В руке у него были цветы, обычные желтые нарциссы.Покупая этот букет Евгений подумал:" Со стороны всякий талантливый писатель, кажется самовлюбленным, этаким Нарциссом. Но они не понимают, что писатель любит не себя, а только то, что смогло создать нечто, чего еще прежде не было.
- Но если отделить мякоть от корки, - это уже не арбуз, произнес Евгений уже вслух...
Дорожку номер 23, пересек серый кот. Животное шло так медленно, словно существовало уже в другом измерении.
-Эй, приятель!- окликнул кота Петров, - ты кто?
Кот остановился и пристально посмотрел на Евгения.
- Всё понял, - сказал Петров,- а после того, как кот исчез в ближайших кустах сирени, добавил, - если бы понял....
И следующая мысль:
" Вероятно, кот показал, как надо идти в мире, где уже никто никуда не торопится"
Именно так неспеша, Евгений подошел к могиле своего друга. Да, друга ли только....
На похоронах Ильи Ильфа, Евгений вслух сказал, что пришел на собственные похороны...
У могилы, Евгений посмотрел на фотографию друга и пробормотал вслух:
— Ну здравствуй, Илюша. Ты, как я погляжу, устроился скромно, но со вкусом. Впрочем, вкус у тебя всегда был лучше, чем здоровье.
Ничего не произошло. Только где-то за деревьями кашлянул незнакомый старик, возле чей-то могилы, да ворона, похожая на скомканную копирку, перенеслась с одной ветки на другую, что то присматривая для себя внизу.
Петров вздохнул.
— Вот так всегда. Пока человек жив, ему мешают работать. Когда умирает — мешает уже он. Своим отсутствием.
И тут в голове у него, как это бывает не с каждым, но с тем, кто очень глубоко пережил утрату близкого человека, раздался голос.
Голос был знакомый, суховатый, насмешливый и такой, будто каждое слово предварительно взвешивали на аптекарских весах, чтобы не допустить литературной передозировки.
— Женя, не драматизируй. Отсутствие — это тоже форма присутствия. Просто без бытовых неудобств.
Петров даже не вздрогнул, напротив улыбнулся. Словно разговор, прерванный когда то, снова наконец-то возобновился.
— А, вот ты и объявился.
Очень хорошо. Я уже начал думать, что загробная связь у вас там поставлена так же, как у нас в Союзе между редакцией и типографией.
— Не клевещи, — сказал Ильф. — Здесь с доставкой мысли все значительно лучше. Правда, отвечают только на действительно интересные вопросы. Ты, надеюсь, пришел не с пустяками.
— С пустяками, — честно ответил Петров.
— А из пустяков, как ты знаешь, и состоит все самое серьезное.
Мне пришла в голову одна мысль. Даже, я бы сказал, две, но на две жалко бумаги, потому что они похожи друг на друга.

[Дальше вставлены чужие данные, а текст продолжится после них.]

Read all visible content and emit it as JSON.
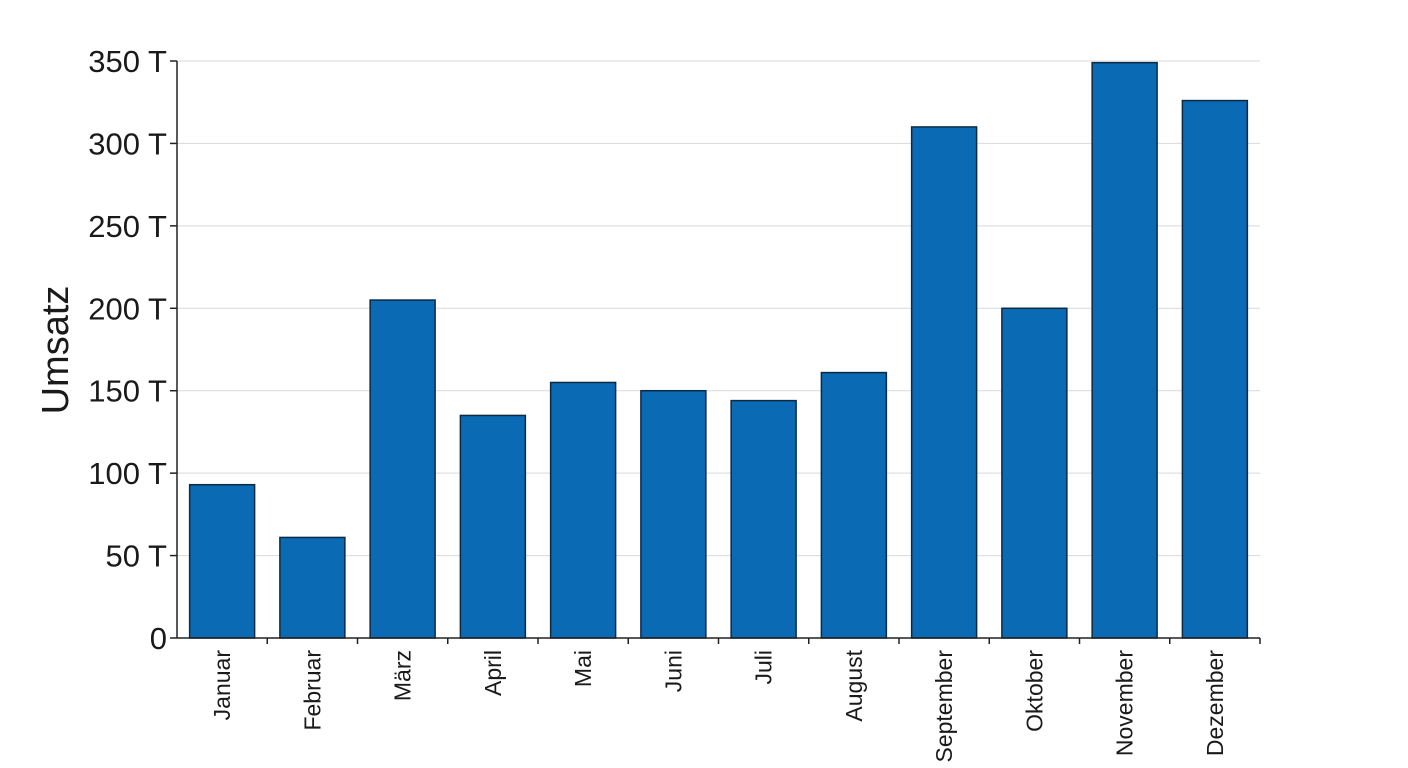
{
  "chart_data": {
    "type": "bar",
    "title": "",
    "xlabel": "",
    "ylabel": "Umsatz",
    "categories": [
      "Januar",
      "Februar",
      "März",
      "April",
      "Mai",
      "Juni",
      "Juli",
      "August",
      "September",
      "Oktober",
      "November",
      "Dezember"
    ],
    "values": [
      93000,
      61000,
      205000,
      135000,
      155000,
      150000,
      144000,
      161000,
      310000,
      200000,
      349000,
      326000
    ],
    "ylim": [
      0,
      350000
    ],
    "yticks": [
      0,
      50000,
      100000,
      150000,
      200000,
      250000,
      300000,
      350000
    ],
    "ytick_labels": [
      "0",
      "50 T",
      "100 T",
      "150 T",
      "200 T",
      "250 T",
      "300 T",
      "350 T"
    ],
    "grid": "horizontal",
    "legend": "none",
    "colors": {
      "bar": "#0a6ab3",
      "bar_edge": "#0d2a45",
      "grid": "#d9d9d9",
      "axis": "#222222"
    }
  }
}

Удивительное дело: чем лучше начинаешь жить, тем меньше пишется. И еще: чем больше тебе есть, что сказать, тем меньше в тебе желания это делать.

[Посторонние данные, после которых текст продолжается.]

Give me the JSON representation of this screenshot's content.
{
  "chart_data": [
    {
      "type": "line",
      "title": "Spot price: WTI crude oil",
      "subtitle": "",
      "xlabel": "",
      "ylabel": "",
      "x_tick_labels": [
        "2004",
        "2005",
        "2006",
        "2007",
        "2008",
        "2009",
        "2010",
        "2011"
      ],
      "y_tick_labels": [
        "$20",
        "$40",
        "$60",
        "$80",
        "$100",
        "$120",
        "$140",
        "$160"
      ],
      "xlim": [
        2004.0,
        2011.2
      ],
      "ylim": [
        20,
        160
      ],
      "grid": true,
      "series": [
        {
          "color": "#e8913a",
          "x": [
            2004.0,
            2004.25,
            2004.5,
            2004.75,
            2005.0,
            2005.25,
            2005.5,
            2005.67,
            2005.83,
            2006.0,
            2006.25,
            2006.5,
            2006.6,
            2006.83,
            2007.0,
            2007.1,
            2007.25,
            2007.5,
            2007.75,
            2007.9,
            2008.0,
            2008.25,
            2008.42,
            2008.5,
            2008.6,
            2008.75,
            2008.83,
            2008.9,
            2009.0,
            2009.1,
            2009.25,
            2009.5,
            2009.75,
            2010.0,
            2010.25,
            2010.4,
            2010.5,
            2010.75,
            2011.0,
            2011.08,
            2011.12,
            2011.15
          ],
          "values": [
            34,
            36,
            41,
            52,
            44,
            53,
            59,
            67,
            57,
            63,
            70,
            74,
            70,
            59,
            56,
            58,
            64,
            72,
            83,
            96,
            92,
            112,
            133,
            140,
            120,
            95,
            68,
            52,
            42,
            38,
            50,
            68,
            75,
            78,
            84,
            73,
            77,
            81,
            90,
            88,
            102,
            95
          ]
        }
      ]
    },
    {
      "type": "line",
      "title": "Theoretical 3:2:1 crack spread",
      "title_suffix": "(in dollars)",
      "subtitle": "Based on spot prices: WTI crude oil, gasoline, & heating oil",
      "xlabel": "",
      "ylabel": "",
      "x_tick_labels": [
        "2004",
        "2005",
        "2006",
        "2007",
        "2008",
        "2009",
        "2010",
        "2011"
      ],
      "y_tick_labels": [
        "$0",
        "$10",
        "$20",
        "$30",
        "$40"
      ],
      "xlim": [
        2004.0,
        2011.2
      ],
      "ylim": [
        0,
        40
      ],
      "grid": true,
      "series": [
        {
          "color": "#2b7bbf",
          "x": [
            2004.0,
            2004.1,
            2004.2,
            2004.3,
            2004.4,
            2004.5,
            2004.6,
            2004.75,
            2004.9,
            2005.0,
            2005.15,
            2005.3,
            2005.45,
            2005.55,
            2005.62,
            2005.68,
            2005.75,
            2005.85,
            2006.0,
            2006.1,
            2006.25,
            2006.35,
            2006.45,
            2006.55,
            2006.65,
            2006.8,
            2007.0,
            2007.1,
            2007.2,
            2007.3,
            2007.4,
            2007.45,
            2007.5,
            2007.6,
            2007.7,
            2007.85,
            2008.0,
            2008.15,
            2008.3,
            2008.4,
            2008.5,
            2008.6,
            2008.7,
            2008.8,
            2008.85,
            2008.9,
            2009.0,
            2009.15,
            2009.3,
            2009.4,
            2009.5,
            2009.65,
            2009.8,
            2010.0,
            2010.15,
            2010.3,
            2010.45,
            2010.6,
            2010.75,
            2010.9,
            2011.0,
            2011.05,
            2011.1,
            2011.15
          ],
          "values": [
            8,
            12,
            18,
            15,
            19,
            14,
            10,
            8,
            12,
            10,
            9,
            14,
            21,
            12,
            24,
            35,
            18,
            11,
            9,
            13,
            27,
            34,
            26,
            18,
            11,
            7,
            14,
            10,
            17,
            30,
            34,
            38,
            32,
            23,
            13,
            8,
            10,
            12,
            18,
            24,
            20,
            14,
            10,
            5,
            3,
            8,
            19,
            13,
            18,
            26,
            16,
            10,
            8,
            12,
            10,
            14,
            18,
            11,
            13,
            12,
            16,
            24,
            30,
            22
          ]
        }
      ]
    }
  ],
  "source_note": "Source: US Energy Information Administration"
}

Наступило молчание. Не то кладбищенское, которое лежит снаружи, а внутреннее, рабочее, когда умный человек не торопится соглашаться, потому что ему важнее попасть в точку, чем в собеседника и не для того, чтобы одержать над его мыслью победу.
Потом раздался снова голос Ильфа:
— На первый взгляд это похоже на афоризм человека, которому не дали аванс. Но в сущности мысль недурна. Продолжай.

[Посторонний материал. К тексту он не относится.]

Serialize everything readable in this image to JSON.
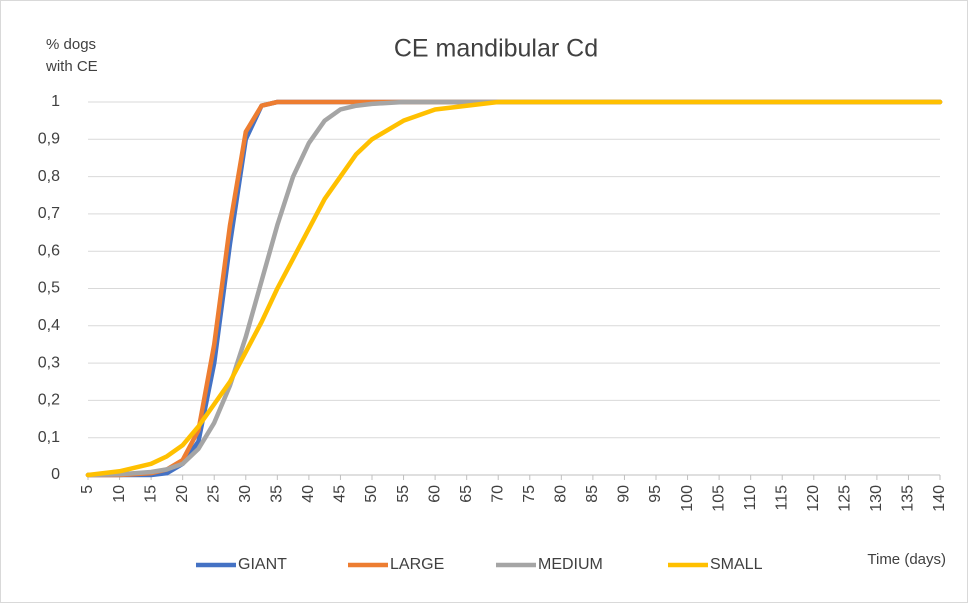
{
  "chart_data": {
    "type": "line",
    "title": "CE mandibular Cd",
    "y_label": "% dogs with CE",
    "x_label": "Time (days)",
    "x": [
      5,
      10,
      15,
      17.5,
      20,
      22.5,
      25,
      27.5,
      30,
      32.5,
      35,
      37.5,
      40,
      42.5,
      45,
      47.5,
      50,
      55,
      60,
      65,
      70,
      80,
      100,
      140
    ],
    "series": [
      {
        "name": "GIANT",
        "color": "#4472c4",
        "values": [
          0,
          0,
          0,
          0.005,
          0.03,
          0.09,
          0.3,
          0.62,
          0.9,
          0.99,
          1,
          1,
          1,
          1,
          1,
          1,
          1,
          1,
          1,
          1,
          1,
          1,
          1,
          1
        ]
      },
      {
        "name": "LARGE",
        "color": "#ed7d31",
        "values": [
          0,
          0,
          0.005,
          0.015,
          0.04,
          0.12,
          0.35,
          0.67,
          0.92,
          0.99,
          1,
          1,
          1,
          1,
          1,
          1,
          1,
          1,
          1,
          1,
          1,
          1,
          1,
          1
        ]
      },
      {
        "name": "MEDIUM",
        "color": "#a5a5a5",
        "values": [
          0,
          0.002,
          0.008,
          0.015,
          0.03,
          0.07,
          0.14,
          0.24,
          0.37,
          0.52,
          0.67,
          0.8,
          0.89,
          0.95,
          0.98,
          0.99,
          0.995,
          1,
          1,
          1,
          1,
          1,
          1,
          1
        ]
      },
      {
        "name": "SMALL",
        "color": "#ffc000",
        "values": [
          0,
          0.01,
          0.03,
          0.05,
          0.08,
          0.13,
          0.19,
          0.25,
          0.33,
          0.41,
          0.5,
          0.58,
          0.66,
          0.74,
          0.8,
          0.86,
          0.9,
          0.95,
          0.98,
          0.99,
          1,
          1,
          1,
          1
        ]
      }
    ],
    "xlim": [
      5,
      140
    ],
    "xticks": [
      5,
      10,
      15,
      20,
      25,
      30,
      35,
      40,
      45,
      50,
      55,
      60,
      65,
      70,
      75,
      80,
      85,
      90,
      95,
      100,
      105,
      110,
      115,
      120,
      125,
      130,
      135,
      140
    ],
    "ylim": [
      0,
      1
    ],
    "yticks": [
      0,
      {
        "value": 0.1,
        "label": "0,1"
      },
      {
        "value": 0.2,
        "label": "0,2"
      },
      {
        "value": 0.3,
        "label": "0,3"
      },
      {
        "value": 0.4,
        "label": "0,4"
      },
      {
        "value": 0.5,
        "label": "0,5"
      },
      {
        "value": 0.6,
        "label": "0,6"
      },
      {
        "value": 0.7,
        "label": "0,7"
      },
      {
        "value": 0.8,
        "label": "0,8"
      },
      {
        "value": 0.9,
        "label": "0,9"
      },
      1
    ],
    "grid": true,
    "legend": "bottom"
  }
}
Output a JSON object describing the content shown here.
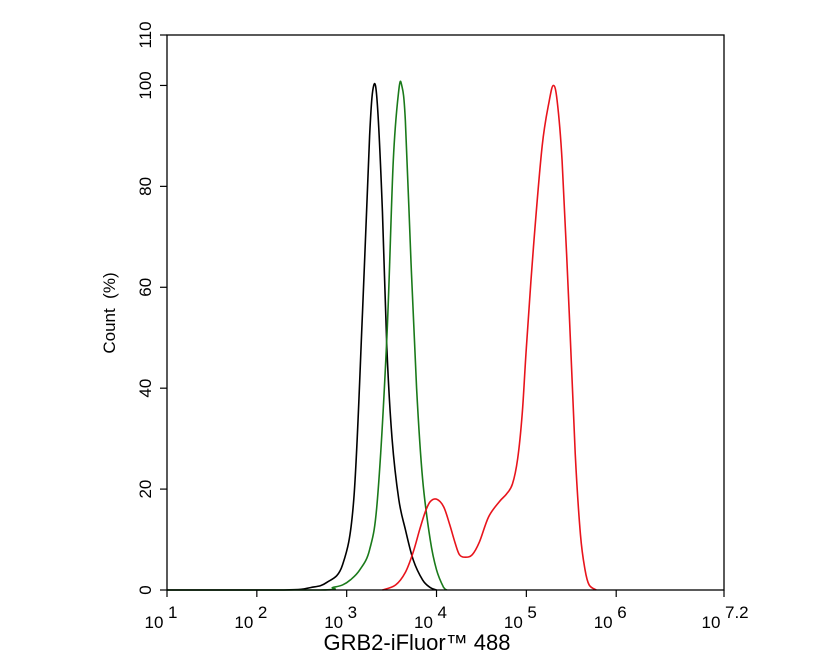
{
  "chart_data": {
    "type": "line",
    "title": "",
    "xlabel": "GRB2-iFluor™ 488",
    "ylabel": "Count  (%)",
    "x_scale": "log10",
    "xlim": [
      10,
      15848932
    ],
    "ylim": [
      0,
      110
    ],
    "grid": false,
    "x_ticks": [
      {
        "value": 10,
        "base": "10",
        "exp": "1"
      },
      {
        "value": 100,
        "base": "10",
        "exp": "2"
      },
      {
        "value": 1000,
        "base": "10",
        "exp": "3"
      },
      {
        "value": 10000,
        "base": "10",
        "exp": "4"
      },
      {
        "value": 100000,
        "base": "10",
        "exp": "5"
      },
      {
        "value": 1000000,
        "base": "10",
        "exp": "6"
      },
      {
        "value": 15848932,
        "base": "10",
        "exp": "7.2"
      }
    ],
    "y_ticks": [
      "0",
      "20",
      "40",
      "60",
      "80",
      "100",
      "110"
    ],
    "series": [
      {
        "color": "#000000",
        "x": [
          10,
          200,
          400,
          600,
          900,
          1200,
          1500,
          1800,
          2000,
          2200,
          2500,
          2800,
          3200,
          3800,
          4500,
          5500,
          7000,
          8500,
          10000
        ],
        "y": [
          0,
          0,
          0.5,
          1.5,
          5,
          18,
          55,
          90,
          100,
          96,
          75,
          48,
          30,
          18,
          12,
          6,
          2,
          0.5,
          0
        ]
      },
      {
        "color": "#1a7a1a",
        "x": [
          10,
          500,
          700,
          900,
          1100,
          1400,
          1800,
          2200,
          2800,
          3300,
          3800,
          4100,
          4500,
          5200,
          6000,
          7000,
          8500,
          10000,
          12000,
          13000
        ],
        "y": [
          0,
          0,
          0.5,
          1,
          2,
          4,
          8,
          18,
          50,
          85,
          99,
          100,
          93,
          65,
          40,
          22,
          10,
          4,
          0.5,
          0
        ]
      },
      {
        "color": "#e8141c",
        "x": [
          2500,
          3500,
          4500,
          5500,
          6500,
          7500,
          8500,
          10000,
          12000,
          14000,
          16000,
          18000,
          21000,
          25000,
          30000,
          38000,
          50000,
          60000,
          70000,
          80000,
          90000,
          100000,
          120000,
          150000,
          180000,
          200000,
          220000,
          250000,
          300000,
          350000,
          400000,
          450000,
          500000,
          600000
        ],
        "y": [
          0,
          1,
          3.5,
          7.5,
          12,
          15.5,
          17.5,
          18,
          16.5,
          13,
          9.5,
          7,
          6.5,
          7,
          9.5,
          14.5,
          17.5,
          19,
          21,
          26,
          35,
          48,
          68,
          88,
          97,
          100,
          97,
          85,
          55,
          27,
          11,
          4,
          1,
          0
        ]
      }
    ]
  }
}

— Продолжать, да кажется всё уже понятно. — сказал Петров.
— Когда плохо живется, перо так и скачет. Тут тебе и обиды, и надежды, и зубоотстукивающийся холод в комнате, и черствый хлеб, который очень способствует поэтичности, если его есть не каждый день.
Человек голоден, молод, оскорблен, влюблен, не признан, и из него прет литература, как пар из плохого самовара.
Ему надо доказывать миру, что он существует. Ему есть перед кем жаловаться и кого побеждать.
Он плетет словами ажурные сети, чтобы поймать в них, женщину, которая хлопнула дверь, произнеся; "Никогда!"
А когда жизнь налаживается: кран в квартире не течет, сапоги не жмут, есть две белых рубашки.
Печень и сердце не барахлят, чай горячий, да ещё с сахаром и булочкой. По вечерам щи со сметаной , любящая женщина.
Люди к тебе по имени и отчеству, да с улыбкой...
Вдруг обнаруживаешь, что мир, оказывается, не нуждается в немедленном опровержении, в доказательствах своего несовершенства...
И писать делается труднее.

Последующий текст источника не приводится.